The processing of blood samples is set to become more efficient and accurate, after a Queensland pathology laboratory implemented an AI-powered microscope that uses pattern matching and image recognition to detect disease faster than human pathologists can.
In development for much of the past decade, the new machine – created in conjunction with the University of Queensland’s AI Collaboratory (AIC) and claimed to be a world first – automatically scans blood samples sent to the Brisbane central laboratory of pathology giant Sullivan Nicolaides Pathology (SNP), whose team of specialist pathologists have historically processed around 35,000 blood samples per day.
The microscope takes high-resolution images of each prepared slide, then uses AI algorithms to compare the features in the image to known images with which it has been trained by a human pathologist.
By analysing the shape of blood cells, the presence of other cells in the samples, and other telltale signs of disease, the machine can quickly flag samples as suspicious and send them for corroboration by human pathologists, along with automatically optimised photographs.
Use of the system has shown that the lab can look at ten times as many cells to classify a blood sample within the same amount of time, UQ AI Collaboratory professor Brian Lovell said, trumpeting its improved accuracy as the system was recently demonstrated.
“We used to look at 100 cells to classify [disease],” he explained. “Now we can look at 1000 cells, and you get a much better outcome.”
“The field of microscopy hasn’t changed much since germs were first identified in the 1800s,” he continued. “So what we’re doing is taking microscopy out of that 19th century paradigm into a 21st century paradigm.”
An objective pair of eyes
For all its automation benefits, the system still maintains a high degree of human oversight: human pathologists review flagged samples and continuously review and refine the system’s training set.
The AI microscope is part of a new breed of image-based pathology tools that – in the same way that AI is revolutionising applications like IVF embryo selection – is expected to rapidly take over much of the routine work at the world’s pathology laboratories.
Australia’s 24,000 pathology employees analyse around 500 million tests per year – but with a worldwide shortage of pathologists and a training path that takes 13 years to complete, skills pipeline issues remain a significant challenge even as the population, and therefore demand, grow.

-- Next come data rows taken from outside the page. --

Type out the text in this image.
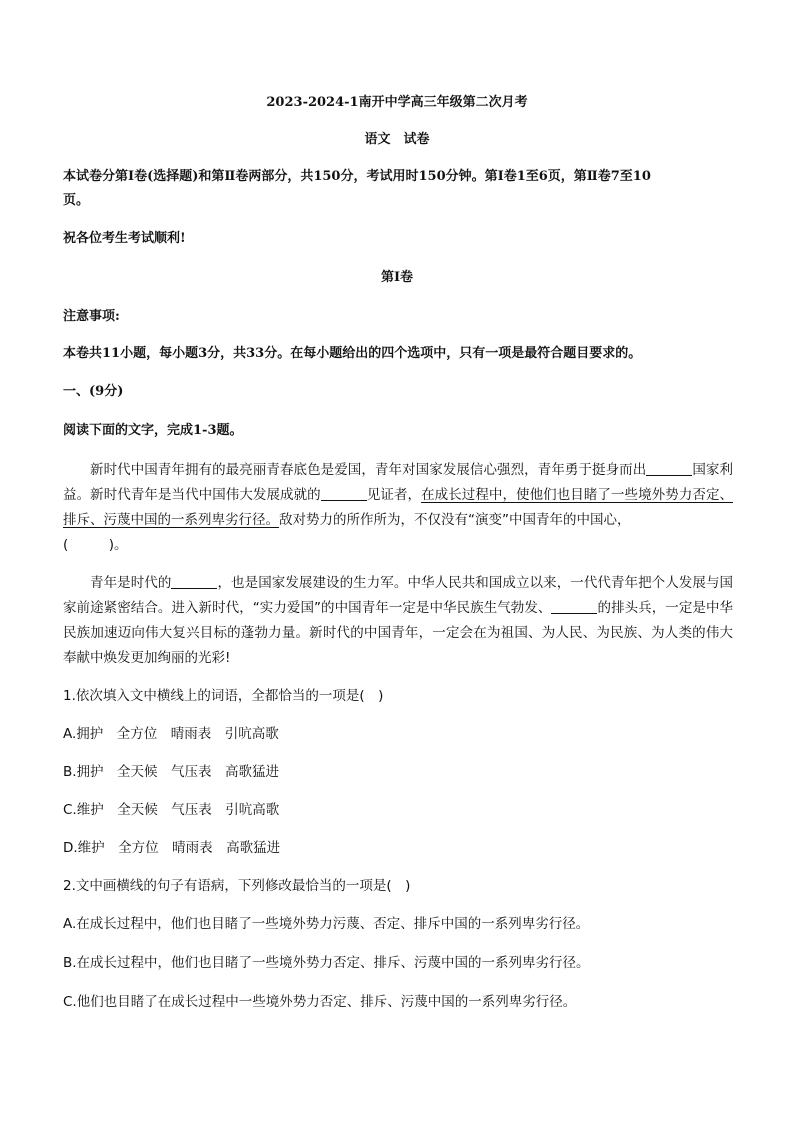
2023-2024-1南开中学高三年级第二次月考
语文　试卷
本试卷分第Ⅰ卷(选择题)和第Ⅱ卷两部分，共150分，考试用时150分钟。第Ⅰ卷1至6页，第Ⅱ卷7至10
页。
祝各位考生考试顺利!
第Ⅰ卷
注意事项:
本卷共11小题，每小题3分，共33分。在每小题给出的四个选项中，只有一项是最符合题目要求的。
一、(9分)
阅读下面的文字，完成1-3题。
新时代中国青年拥有的最亮丽青春底色是爱国，青年对国家发展信心强烈，青年勇于挺身而出	国家利益。新时代青年是当代中国伟大发展成就的	见证者，在成长过程中，使他们也目睹了一些境外势力否定、排斥、污蔑中国的一系列卑劣行径。敌对势力的所作所为，不仅没有“演变”中国青年的中国心，
(　　　)。
青年是时代的	，也是国家发展建设的生力军。中华人民共和国成立以来，一代代青年把个人发展与国家前途紧密结合。进入新时代，“实力爱国”的中国青年一定是中华民族生气勃发、	的排头兵，一定是中华民族加速迈向伟大复兴目标的蓬勃力量。新时代的中国青年，一定会在为祖国、为人民、为民族、为人类的伟大奉献中焕发更加绚丽的光彩!
1.依次填入文中横线上的词语，全都恰当的一项是(　)
A.拥护　全方位　晴雨表　引吭高歌
B.拥护　全天候　气压表　高歌猛进
C.维护　全天候　气压表　引吭高歌
D.维护　全方位　晴雨表　高歌猛进
2.文中画横线的句子有语病，下列修改最恰当的一项是(　)
A.在成长过程中，他们也目睹了一些境外势力污蔑、否定、排斥中国的一系列卑劣行径。
B.在成长过程中，他们也目睹了一些境外势力否定、排斥、污蔑中国的一系列卑劣行径。
C.他们也目睹了在成长过程中一些境外势力否定、排斥、污蔑中国的一系列卑劣行径。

Little wonder that a panel of pathology experts agreed AI will be “routinely and impactfully used” within the sector by 2030, a recent academic study found, with AI tools set to increase diagnostic accuracy, increase detection of rare events such as small metastases and small tumour foci, enable more quantitative analysis and improve the completeness, complexity, and quality of pathology reports.
Because its analysis is completely objective, the experts agreed, it is also valuable for standardising the diagnosis and grading of tumours – a process that currently suffers from high “interobserver variability”, meaning that different pathologists reach different conclusions when looking at the same sample.
“As pathology data get more complex, the discovery of meaningful patterns and relevant biomarkers for specific disease subtypes becomes more and more challenging,” one recent analysis noted, lauding AI’s ability to objectively complete “repetitive, subjective, or quantitative routine tasks” such as the “repetitive and error-prone” counting of hundreds of small cells in a sample.
“It’s like having a second pair of eyes, or a good trainee pathologist by your side,” noted Associate Professor Ewan Millar, a senior staff specialist histopathologist with NSW Health Pathology who has been investigating AI’s use in diagnosing prostate, breast and other cancers.
“Pathologists can look at hundreds of slides a day [and] finding cancerous tissue can be time-consuming,” Millar recently explained, noting that a human pathologist might often examine up to 75 slides to detect a single prostate cancer tumour of just 1mm in diameter.
“Some work can be like looking for a needle in a haystack,” he said, “but the AI can be trained to recognise pixel patterns [and] is capable of reviewing the slides within minutes.”
Another AIC project is already using AI to identify and classify skin disease such as melanoma.
“People require experience and training to analyse images,” explained Dr Shakes Chandra, a senior lecturer with the University of Queensland School of Electrical Engineering and Computer Science.
”AI speeds this up and allows us to process the data faster. Then, we can not only process the data but train the data to enable us to do more than we ever thought possible.”